En réunissant les directeurs généraux des régies financières, le Président de la République, Brice Clotaire Oligui Nguema, franchit une nouvelle étape dans la modernisation de la gouvernance économique. Audit des exonérations fiscales, digitalisation des administrations, maîtrise de la dette et suivi mensuel des performances : le Chef de l’État entend faire de la discipline budgétaire un levier du développement et du financement des priorités nationales.
Le ton est donné. Au Palais de la Présidence, Brice Clotaire Oligui Nguema a présidé, le 8 juillet 2026, un Conseil de cabinet réunissant l’ensemble des directeurs généraux des régies financières. Une rencontre qui traduit la volonté du Chef de l’État d’exercer un pilotage rapproché des finances publiques et d’inscrire durablement l’administration dans une culture de la performance.
L’objectif est clairement affiché : optimiser la mobilisation des ressources internes afin de garantir à l’État les moyens de financer les grands projets de transformation engagés sous la Ve République, tout en préservant les équilibres macroéconomiques.
Au cœur des échanges figurait la question sensible des exonérations fiscales et douanières. Si ces dispositifs constituent parfois un outil d’attractivité économique ou de soutien à certains secteurs, ils représentent également un manque à gagner important pour les finances publiques lorsqu’ils ne sont plus justifiés ou continuent d’être appliqués au-delà de leur durée légale.

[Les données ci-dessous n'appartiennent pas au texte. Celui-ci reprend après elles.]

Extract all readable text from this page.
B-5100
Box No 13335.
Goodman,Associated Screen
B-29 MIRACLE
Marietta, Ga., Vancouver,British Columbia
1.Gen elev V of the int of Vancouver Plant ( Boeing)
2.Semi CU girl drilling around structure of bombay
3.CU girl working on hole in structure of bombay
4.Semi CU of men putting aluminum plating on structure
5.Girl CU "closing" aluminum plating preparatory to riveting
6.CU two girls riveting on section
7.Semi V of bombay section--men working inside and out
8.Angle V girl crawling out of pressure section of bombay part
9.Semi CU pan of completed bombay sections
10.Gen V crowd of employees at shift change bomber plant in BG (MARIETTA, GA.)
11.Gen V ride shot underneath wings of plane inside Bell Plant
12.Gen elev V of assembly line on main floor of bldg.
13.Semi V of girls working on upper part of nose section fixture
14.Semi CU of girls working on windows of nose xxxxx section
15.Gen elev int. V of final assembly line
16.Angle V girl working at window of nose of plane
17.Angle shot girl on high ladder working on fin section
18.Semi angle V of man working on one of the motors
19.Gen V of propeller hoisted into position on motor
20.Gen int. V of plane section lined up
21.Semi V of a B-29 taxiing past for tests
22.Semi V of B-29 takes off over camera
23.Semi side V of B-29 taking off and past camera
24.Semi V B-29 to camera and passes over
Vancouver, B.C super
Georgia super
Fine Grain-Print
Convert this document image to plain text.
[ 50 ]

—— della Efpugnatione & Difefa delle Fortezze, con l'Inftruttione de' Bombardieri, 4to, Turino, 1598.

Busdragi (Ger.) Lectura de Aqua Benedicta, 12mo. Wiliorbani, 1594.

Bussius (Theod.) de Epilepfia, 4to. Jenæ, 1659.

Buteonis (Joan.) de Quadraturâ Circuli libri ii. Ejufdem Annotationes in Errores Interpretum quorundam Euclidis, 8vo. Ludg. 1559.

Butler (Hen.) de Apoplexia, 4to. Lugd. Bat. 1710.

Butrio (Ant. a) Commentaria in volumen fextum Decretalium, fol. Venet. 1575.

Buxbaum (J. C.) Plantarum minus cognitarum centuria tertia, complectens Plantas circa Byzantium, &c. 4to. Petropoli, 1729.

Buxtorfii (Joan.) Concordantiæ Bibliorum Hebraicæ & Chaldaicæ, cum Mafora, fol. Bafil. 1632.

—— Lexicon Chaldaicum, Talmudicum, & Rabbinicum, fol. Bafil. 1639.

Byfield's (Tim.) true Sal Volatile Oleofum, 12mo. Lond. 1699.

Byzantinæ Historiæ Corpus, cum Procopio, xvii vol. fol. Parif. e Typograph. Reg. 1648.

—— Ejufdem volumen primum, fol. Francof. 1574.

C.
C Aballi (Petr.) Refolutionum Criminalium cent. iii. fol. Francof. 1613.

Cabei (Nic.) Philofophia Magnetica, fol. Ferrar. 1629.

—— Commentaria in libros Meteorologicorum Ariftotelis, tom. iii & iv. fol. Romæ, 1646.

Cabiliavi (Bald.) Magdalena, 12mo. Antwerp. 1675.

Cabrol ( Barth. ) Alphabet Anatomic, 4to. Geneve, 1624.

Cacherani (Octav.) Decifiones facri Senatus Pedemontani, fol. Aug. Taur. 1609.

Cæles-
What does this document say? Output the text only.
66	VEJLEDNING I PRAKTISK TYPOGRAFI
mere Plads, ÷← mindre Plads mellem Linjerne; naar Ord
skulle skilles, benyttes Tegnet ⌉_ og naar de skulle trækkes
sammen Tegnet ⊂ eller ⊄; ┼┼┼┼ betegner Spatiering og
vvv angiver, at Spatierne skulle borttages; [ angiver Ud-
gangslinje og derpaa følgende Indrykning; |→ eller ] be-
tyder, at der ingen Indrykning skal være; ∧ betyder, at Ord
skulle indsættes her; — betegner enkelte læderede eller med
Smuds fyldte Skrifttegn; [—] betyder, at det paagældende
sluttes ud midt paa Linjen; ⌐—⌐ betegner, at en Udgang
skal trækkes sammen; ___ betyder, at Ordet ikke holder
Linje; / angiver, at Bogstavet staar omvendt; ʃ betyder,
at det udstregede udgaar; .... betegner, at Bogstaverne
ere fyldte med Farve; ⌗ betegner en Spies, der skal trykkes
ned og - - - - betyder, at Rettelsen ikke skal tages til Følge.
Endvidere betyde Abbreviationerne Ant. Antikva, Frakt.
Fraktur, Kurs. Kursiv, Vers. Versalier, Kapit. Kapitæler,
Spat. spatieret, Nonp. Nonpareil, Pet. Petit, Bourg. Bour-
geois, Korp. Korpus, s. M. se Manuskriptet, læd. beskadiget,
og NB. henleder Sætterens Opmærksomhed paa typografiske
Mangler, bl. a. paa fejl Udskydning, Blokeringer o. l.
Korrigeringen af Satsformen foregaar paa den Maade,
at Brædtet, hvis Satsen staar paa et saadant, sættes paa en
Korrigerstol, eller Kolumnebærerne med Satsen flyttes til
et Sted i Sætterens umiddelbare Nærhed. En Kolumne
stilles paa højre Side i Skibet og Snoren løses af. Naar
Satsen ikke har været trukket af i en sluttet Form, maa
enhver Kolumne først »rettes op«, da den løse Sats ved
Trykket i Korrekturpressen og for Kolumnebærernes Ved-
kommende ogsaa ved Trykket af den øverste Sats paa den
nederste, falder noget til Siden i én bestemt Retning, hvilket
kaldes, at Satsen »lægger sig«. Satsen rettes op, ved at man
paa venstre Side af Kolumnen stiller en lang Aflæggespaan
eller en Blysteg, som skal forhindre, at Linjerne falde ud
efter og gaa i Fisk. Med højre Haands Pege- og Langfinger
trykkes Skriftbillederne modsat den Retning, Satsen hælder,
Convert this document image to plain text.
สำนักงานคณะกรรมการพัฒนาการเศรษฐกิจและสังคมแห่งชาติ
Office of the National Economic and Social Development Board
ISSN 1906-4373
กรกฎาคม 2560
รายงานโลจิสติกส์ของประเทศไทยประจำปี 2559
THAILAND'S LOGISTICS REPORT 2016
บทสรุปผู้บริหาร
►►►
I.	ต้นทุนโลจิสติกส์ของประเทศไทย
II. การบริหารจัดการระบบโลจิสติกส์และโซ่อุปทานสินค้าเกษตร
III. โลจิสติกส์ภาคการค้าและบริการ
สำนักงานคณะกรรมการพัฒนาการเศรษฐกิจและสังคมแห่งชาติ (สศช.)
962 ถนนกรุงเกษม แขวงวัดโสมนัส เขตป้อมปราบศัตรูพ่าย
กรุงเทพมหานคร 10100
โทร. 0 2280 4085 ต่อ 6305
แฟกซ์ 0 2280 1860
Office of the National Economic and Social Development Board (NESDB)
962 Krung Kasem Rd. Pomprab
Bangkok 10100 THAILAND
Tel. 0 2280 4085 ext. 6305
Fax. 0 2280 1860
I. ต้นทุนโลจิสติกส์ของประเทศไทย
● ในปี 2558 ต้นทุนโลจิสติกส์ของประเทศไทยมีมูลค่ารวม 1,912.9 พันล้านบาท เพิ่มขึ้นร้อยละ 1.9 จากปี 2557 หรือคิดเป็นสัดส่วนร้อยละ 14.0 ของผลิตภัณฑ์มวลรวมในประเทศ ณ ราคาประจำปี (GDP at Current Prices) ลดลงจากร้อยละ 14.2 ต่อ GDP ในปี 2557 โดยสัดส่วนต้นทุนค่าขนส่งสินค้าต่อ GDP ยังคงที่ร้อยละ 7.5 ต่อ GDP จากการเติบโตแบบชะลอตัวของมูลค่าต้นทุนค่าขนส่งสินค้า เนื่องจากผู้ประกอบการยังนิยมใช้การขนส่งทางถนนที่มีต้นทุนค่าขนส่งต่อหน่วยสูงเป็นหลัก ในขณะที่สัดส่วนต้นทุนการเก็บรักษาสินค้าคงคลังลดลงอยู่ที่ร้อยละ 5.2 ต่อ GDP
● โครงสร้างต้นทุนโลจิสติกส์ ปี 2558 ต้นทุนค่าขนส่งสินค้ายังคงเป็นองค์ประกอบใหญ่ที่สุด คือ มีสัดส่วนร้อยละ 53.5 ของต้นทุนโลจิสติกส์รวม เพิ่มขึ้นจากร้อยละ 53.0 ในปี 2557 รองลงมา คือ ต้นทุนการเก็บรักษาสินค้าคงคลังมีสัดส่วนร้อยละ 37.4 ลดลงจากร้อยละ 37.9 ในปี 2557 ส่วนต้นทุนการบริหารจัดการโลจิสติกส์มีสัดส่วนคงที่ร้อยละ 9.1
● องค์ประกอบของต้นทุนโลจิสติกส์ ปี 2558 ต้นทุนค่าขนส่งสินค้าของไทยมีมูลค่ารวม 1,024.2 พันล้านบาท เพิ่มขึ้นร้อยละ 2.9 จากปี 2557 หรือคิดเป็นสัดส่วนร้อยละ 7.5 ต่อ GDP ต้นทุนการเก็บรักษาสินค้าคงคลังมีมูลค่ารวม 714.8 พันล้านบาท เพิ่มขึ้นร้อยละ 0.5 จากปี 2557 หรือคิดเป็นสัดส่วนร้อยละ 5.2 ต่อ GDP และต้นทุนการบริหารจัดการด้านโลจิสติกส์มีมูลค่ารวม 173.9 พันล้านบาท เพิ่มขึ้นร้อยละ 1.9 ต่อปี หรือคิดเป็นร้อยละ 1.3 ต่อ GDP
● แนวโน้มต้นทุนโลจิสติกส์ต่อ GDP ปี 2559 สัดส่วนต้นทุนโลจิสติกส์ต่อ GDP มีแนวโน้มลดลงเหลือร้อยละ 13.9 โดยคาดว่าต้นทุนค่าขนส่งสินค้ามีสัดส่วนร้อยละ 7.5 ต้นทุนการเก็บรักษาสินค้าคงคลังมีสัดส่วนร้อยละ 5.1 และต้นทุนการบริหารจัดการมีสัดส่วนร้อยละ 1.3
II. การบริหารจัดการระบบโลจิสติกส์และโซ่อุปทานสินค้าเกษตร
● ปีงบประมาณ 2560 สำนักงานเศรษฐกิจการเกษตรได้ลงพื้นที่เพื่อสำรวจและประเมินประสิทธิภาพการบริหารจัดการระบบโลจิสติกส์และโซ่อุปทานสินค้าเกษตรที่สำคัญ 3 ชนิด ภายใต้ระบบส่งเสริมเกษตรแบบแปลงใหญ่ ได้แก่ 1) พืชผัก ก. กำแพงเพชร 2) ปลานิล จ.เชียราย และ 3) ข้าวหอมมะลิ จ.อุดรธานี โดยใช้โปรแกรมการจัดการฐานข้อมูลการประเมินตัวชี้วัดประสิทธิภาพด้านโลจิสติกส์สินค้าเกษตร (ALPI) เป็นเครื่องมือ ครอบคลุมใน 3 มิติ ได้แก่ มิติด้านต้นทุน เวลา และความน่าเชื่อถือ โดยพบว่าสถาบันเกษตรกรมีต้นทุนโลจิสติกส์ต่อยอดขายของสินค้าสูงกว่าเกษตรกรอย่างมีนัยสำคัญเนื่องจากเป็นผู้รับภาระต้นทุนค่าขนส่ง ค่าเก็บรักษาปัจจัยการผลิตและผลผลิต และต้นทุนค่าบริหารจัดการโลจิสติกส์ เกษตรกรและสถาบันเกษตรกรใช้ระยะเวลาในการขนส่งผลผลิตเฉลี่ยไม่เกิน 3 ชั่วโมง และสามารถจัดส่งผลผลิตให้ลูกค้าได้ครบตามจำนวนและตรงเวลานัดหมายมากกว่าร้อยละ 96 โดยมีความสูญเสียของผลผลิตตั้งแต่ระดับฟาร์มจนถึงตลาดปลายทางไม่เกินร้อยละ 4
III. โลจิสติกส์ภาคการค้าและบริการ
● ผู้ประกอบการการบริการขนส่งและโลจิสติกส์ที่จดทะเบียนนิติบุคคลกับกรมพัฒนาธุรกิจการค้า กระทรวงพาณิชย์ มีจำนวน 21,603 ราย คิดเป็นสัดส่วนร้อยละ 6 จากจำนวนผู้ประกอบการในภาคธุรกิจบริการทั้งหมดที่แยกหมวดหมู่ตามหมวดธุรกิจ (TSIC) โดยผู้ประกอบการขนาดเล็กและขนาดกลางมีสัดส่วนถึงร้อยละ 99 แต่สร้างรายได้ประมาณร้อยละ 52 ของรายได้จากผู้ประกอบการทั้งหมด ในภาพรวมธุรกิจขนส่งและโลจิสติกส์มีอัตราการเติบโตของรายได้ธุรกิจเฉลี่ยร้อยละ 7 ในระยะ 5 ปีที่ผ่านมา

Face à ce constat, le Président de la République a ordonné la réalisation d’un audit exhaustif de l’ensemble des exonérations accordées par l’État. L’objectif est d’identifier celles qui répondent encore à un intérêt économique avéré et celles qui, arrivées à échéance ou devenues injustifiées, continuent de priver le Trésor public de recettes substantielles.
Cette démarche s’inscrit dans une logique de rationalisation de la dépense fiscale et de meilleure allocation des ressources publiques, conformément aux standards internationaux de bonne gouvernance budgétaire.
Autre priorité mise en avant par le Chef de l’État : la transformation numérique des administrations financières. Brice Clotaire Oligui Nguema a insisté sur la nécessité d’accélérer la digitalisation et l’interconnexion des différentes régies afin de renforcer la traçabilité des opérations, améliorer la collecte des recettes et limiter les risques de fraude ou de pertes fiscales.
À travers cette modernisation, l’exécutif ambitionne de bâtir une administration plus performante, capable d’offrir des services plus rapides, plus transparents et mieux coordonnés, tout en sécurisant les ressources de l’État.
Le Président de la République a également placé la soutenabilité de la dette publique parmi les priorités de son action économique. Il a instruit les responsables des régies financières de mettre en œuvre une stratégie rigoureuse visant à préserver les équilibres budgétaires et à consolider la crédibilité financière du Gabon auprès des partenaires techniques et financiers ainsi que des bailleurs de fonds internationaux.
Cette orientation répond à une exigence de stabilité macroéconomique dans un contexte où les États sont appelés à conjuguer investissements publics ambitieux et maîtrise de leur endettement.
Au-delà des considérations techniques, le Chef de l’État a rappelé la finalité de cette politique budgétaire : améliorer concrètement les conditions de vie des Gabonaises et des Gabonais.
Les ressources supplémentaires attendues devront permettre d’accélérer les investissements dans des secteurs jugés prioritaires, notamment l’éducation, la santé, les infrastructures routières, l’accès à l’eau potable, à l’électricité ainsi que le renforcement des services publics de base. Pour l’exécutif, chaque franc supplémentaire mobilisé doit se traduire par des réalisations visibles et des services plus efficaces au bénéfice des populations.
Dans un souci de suivi permanent, Brice Clotaire Oligui Nguema a décidé d’institutionnaliser ce Conseil de cabinet, qui se réunira désormais chaque mois. Cette nouvelle instance de pilotage permettra d’évaluer régulièrement la mobilisation des recettes, l’exécution budgétaire et la gestion de la dette publique, tout en identifiant rapidement les ajustements nécessaires.
Cette méthode de gouvernance, fondée sur l’évaluation régulière des performances et la redevabilité des responsables administratifs, sera progressivement étendue à d’autres secteurs stratégiques, notamment la santé, l’éducation, les travaux publics, l’eau et l’énergie.
À travers cette initiative, le Président de la République confirme son ambition de faire de la rigueur budgétaire, de la transparence et de l’efficacité administrative les piliers d’une gouvernance orientée vers les résultats. Une approche qui vise à renforcer les capacités financières de l’État tout en créant les conditions d’un développement durable, au service de la transformation économique du Gabon et du bien-être de ses citoyens.